Standard program structure of orbit channel
Below is an example of an NC program for an orbit channel which is started from the down channel in the orbit channel as shown in the orbit channel coupling.
Programing Example
Standard program structure of orbit channel
%Planetary.nc
; Limit the dynamics
N2010 G128=50 ; velocity
N2020 G131=50 ; acceleration
N2030 G133=50 ; ramp times
N2040 G00 X0 Y0 Z0
N2050 #TRACK CHAN ON [EXTEND="CH-Sinking" MAX_SCALE=@PL4 MAX_EQUID=@PL5]
N2060 #CHANNEL INTERFACE ON [DYN_CS]
N2070 #BACKWARD STORAGE CLEAR
(-- Same orientation in orbit channel as in down channel--)
N2080 #CS ADD [PCS] [0, 0, 0, @PL1, @PL2, @PL3]
N2090 #CS SELECT [PCS]
N2100 L PlanetaryStartingPoint.sub
N2110 #RT CYCLE DELETE [ ID4711 ]
N2120 #RT CYCLE [ ID4711, SCOPE=GLOBAL ]
N2130 V.RTG.LOOP.ENABLED = TRUE
N2140 #RT CYCLE END
N2150 #SIGNAL SYN[ID="S-PlanetaryReady" CH="CH-Sinking"]
N2160 #RT WHILE
N2170 L geometry.sub
N2180 #RT ENDWHILE
N2190 #CS DEL ALL
N2200 M30
The dynamics are limited in N2010 - N2030 due to the superimposed channel constellation.

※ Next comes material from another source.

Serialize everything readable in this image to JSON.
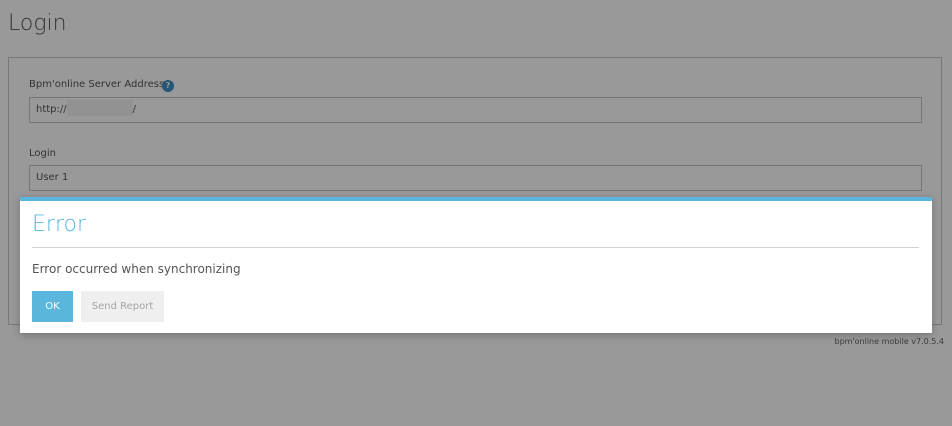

The channel is moved to its start position in N2040.
The channel coupling to the down channel is created in N2050 by the orbit channel. The command is the counterpart of block N6000 in orbit channel coupling. It also defines the maximum scaling radius and the maximum equidistant distance. These parameters are transferred from the down channel when the program is called.
The interface of the orbit channel to the down channel is opened in N2060. The X and Y MCS coordinates are transferred from the orbit channel to the down channel via this interface.
N2070 ensures that it is not possible to move backwards over this block.
A machining coordinate system is generated and selected in N2080 and N2090.
N2100 contains the motion to the starting point of the actual orbit geometry.
Notice
The second motion block is implicitly interpreted as an orbit geometry block and must therefore be part of the orbit geometry.
N2110-N2140 contain the definition of the real-time cycle for the endless real-time loop in N2160-N2180 [FCT-C32 Real-time cycles].
N2150 sends a signal to the down channel so that it can continue machining. The down channel waits for this signal in block N6002, as described in the NC program in the section Coupling programs.
Notice
With an equidistant orbit geometry, the orbit channel is only ready when a closed orbit geometry is present in the interpolator of the CNC. This is indicates on the HLI by the “orbit_active_r” signal. With an equidistant orbit geometry, machining in the down channel should only be continued after this signal is set to True.
The actual orbit geometry is generated in an endless real-time loop in N2160-N2180.
All machining coordinate systems of the orbit channel are deleted in N2190.